Each of us, for the first time in years, stood alone in front of our peers; we sobered up very quickly, or more accurately, we were forced into sobriety.
We buried all our cleverness deep in our kit bags.
And we learned to speak in those other languages—but mainly we learned to shut up.
And then, in one of the glorious campaigns of our forces in Lebanon, Shai was severely wounded.
His mother called me from the hospital, before she even called his grandparents.
And I told her that, of course, on my first weekend off, I would go see him.
After a few, horrible, soul-filthy weeks—I have no other words to describe what happened inside me each and every day I did not go to see him.
I didn’t even go home on my days off, just so I wouldn’t have to see him.
It was impossible to keep it up, so I forced myself go to Tel Hashomer.
What do I remember?
I remember the long corridor, and the geranium plants hanging from the ceilings.
And the crippled guys flying by me on their wheelchairs with special skill—you can imagine how I felt walking in that hallway, so permit me to be brief.
Someone was getting up for me at the end of the corridor.
A thin body, with a shaved head, only one good eye wide open in his face, with no eyebrow above it.
And there was also a horrible mouth, slightly pulled to the side in some kind of permanent skeleton’s giggle.
He was leaning on crutches; one of his legs had been amputated above the knee.

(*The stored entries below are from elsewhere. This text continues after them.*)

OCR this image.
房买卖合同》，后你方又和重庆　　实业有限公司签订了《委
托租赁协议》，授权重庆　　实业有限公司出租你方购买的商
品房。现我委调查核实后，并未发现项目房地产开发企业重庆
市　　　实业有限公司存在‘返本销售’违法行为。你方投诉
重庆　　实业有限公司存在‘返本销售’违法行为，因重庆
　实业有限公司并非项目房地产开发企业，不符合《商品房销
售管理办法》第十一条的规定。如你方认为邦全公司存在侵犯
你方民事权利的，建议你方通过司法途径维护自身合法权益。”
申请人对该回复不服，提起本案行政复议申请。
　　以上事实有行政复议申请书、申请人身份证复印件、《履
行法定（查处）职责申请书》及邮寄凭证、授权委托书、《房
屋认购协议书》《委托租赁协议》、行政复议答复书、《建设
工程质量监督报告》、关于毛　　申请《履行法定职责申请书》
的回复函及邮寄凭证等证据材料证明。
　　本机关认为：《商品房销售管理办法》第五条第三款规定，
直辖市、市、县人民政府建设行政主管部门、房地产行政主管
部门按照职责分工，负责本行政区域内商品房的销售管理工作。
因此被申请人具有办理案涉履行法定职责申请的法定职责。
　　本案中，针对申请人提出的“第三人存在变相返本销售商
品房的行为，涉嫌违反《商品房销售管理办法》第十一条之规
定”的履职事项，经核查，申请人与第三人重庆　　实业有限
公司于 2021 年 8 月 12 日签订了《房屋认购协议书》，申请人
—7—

I approached him cautiously.
We stood and looked each other in the eyes.
In the eye.
We thought, An eye for an eye; we thought, Seeing eye to eye; we thought, Beauty is in the eye of the beholder, we thought, The eyes have it—all our poisoned brilliances were running between us, and died on the edge of his naked eyelid.
He started to laugh—or cry; to this very day, I don’t know, with that mouth—and I was possessed by hysterical laughter and pretended to be crying.